On a dark night, as you gaze along the arc of the Milky Way, you will see small patches of diffuse light and other patches where there appear to be few stars. These are diffuse nebulae and dark nebulae, respectively. These patches are made of gas and dust, and the are places where new stars form.
Dark Nebulae
Many of these patches are so-called dark nebulae where cool gas and interstellar dust block the view of the background stars. These nebulae are laced across the spiral arms of the Milky Way in irregular patches and rivulets without definite shape or boundaries.
Dark nebulae are part of cool, giant molecular clouds where dust and gas from old stars and gas from the earliest days of the universe slowly pull themselves together by gravity. The icy dust grains are less than 1/1,000 of a millimeter across, but they have an interesting chemistry, consisting of frozen nitrogen, carbon monoxide, ammonia, formaldehyde, and more complex organic molecules (even ethyl alcohol).
Because dark nebulae are the birthplace of stars and planets, astronomers find them intensely interesting. Computer modeling shows that although the nebulae are tenuous, with only a few particles per cubic centimeter, passing stars push and pull on the particles, causing them to coalesce into denser patches that begin to fall in on themselves and heat up. Hundreds of tiny globules in a dark nebula may eventually become hot enough to start the process of nuclear fusion, where hydrogen in the center of the globule begins to burn into helium, releasing huge amounts of energy. When this happens, dense globules of gas and dust turn into clusters of new stars which light up the remaining dust and gas into what astronomers call diffuse nebulae.
Diffuse Nebulae
After a dark cloud of gas and dust collapses into dense globules that ignite into stars, the leftover material is set aglow by the intense blue and ultraviolet light from newly formed stars. The glowing hydrogen gas surrounding the stars is called an “emission nebula”.

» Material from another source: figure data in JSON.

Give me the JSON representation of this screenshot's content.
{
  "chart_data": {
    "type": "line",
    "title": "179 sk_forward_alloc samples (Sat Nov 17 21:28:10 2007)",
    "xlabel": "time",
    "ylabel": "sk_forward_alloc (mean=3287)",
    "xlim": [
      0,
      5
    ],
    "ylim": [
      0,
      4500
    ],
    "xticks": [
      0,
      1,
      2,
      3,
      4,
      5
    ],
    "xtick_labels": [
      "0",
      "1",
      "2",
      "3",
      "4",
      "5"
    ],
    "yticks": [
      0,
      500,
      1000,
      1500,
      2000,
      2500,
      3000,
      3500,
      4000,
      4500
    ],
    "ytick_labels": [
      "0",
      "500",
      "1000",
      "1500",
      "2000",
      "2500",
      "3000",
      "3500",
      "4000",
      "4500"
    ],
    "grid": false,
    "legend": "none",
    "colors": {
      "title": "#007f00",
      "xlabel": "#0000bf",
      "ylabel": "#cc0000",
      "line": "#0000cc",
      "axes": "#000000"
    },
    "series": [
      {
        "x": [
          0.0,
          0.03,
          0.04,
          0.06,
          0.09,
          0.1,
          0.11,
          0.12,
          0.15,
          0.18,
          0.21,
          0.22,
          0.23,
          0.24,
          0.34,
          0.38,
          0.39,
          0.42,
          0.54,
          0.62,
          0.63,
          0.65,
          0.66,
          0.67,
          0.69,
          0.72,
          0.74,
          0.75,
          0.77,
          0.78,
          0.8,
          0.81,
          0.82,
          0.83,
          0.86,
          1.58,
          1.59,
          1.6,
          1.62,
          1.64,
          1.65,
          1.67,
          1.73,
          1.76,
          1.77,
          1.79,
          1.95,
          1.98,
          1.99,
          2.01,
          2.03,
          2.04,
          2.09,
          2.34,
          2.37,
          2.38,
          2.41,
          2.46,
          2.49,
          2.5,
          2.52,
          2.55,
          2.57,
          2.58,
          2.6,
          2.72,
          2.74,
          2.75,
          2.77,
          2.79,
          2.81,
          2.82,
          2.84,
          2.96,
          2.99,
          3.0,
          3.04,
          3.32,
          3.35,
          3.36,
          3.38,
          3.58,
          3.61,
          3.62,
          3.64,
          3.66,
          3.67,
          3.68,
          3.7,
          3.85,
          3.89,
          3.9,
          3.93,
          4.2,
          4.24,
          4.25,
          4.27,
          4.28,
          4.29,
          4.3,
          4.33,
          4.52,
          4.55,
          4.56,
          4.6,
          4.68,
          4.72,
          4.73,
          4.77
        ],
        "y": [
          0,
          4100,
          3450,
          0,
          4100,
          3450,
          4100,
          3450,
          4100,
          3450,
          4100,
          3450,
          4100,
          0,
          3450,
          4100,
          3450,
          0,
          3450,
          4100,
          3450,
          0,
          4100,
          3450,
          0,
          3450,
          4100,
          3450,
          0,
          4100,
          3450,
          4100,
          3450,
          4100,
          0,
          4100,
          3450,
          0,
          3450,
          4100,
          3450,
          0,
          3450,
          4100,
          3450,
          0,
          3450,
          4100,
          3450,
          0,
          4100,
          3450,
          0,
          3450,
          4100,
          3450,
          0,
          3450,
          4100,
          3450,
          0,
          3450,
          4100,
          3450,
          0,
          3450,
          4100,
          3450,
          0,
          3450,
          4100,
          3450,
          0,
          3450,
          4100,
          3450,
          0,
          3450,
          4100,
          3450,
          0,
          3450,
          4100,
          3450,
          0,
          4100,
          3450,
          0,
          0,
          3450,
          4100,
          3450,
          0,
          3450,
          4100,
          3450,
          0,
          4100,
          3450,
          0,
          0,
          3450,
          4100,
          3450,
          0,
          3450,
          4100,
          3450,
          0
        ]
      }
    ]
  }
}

These nebulae usually glow a reddish-pink color. That’s because the new stars excite the atoms of hydrogen gas that remain in the cloud, and the atoms relax again by emitting red light at 656 nm, a wavelength set by the structure of the hydrogen atom. Emission nebulae also have traces of ionized oxygen which also emit light at a characteristic wavelength near 500 nm (blue-green). In a way, emission nebulae are much like the neon lights you see on buildings and billboards. The lights use electricity to make gases glow, while an emission nebula gets its energy from the light of new stars embedded within.
These nebulae also contain a fair bit of dust that reflects the blue light of the new stars. The reflective dust is called a “reflection nebula”; in many cases, the two nebulae occur in the same area of star formation (see the image of the Trifid Nebula, below).
Both emission nebulae and reflection nebulae are sometimes called diffuse nebulae.
The Trifid Nebula in the constellation Sagittarius. Red light comes from hydrogen gas atoms excited by the light from stars within the nebula; blue light from these stars is reflected off fine dust particles back into our line of sight.
Even a random search with a small telescope along the plane of the Milky Way reveals many diffuse nebulae which look like hazy patches of silver-white light. The sword of the constellation Orion contains one of the brightest and most famous such nebulae. It’s often just called the Orion Nebula. A telescope gives you an astoundingly beautiful view of the Orion Nebula; no amount of observation is enough to reveal all its detail. You can see many more such nebulae such as the Swan, Lagoon, Trifid, and eta Carina nebulae with a small telescope or pair of binoculars. Just remember, you won’t see color when you observe such nebulae visually; there isn’t enough light to stimulate the color-sensing cells in your eye. But in dark sky, these objects are still quite striking.
Diffuse nebulae don’t last long, at least on astronomical time scales. After a few million years, the hot young stars burn off the remaining gas and dust, leaving a small loose cluster of gravitationally-associated stars.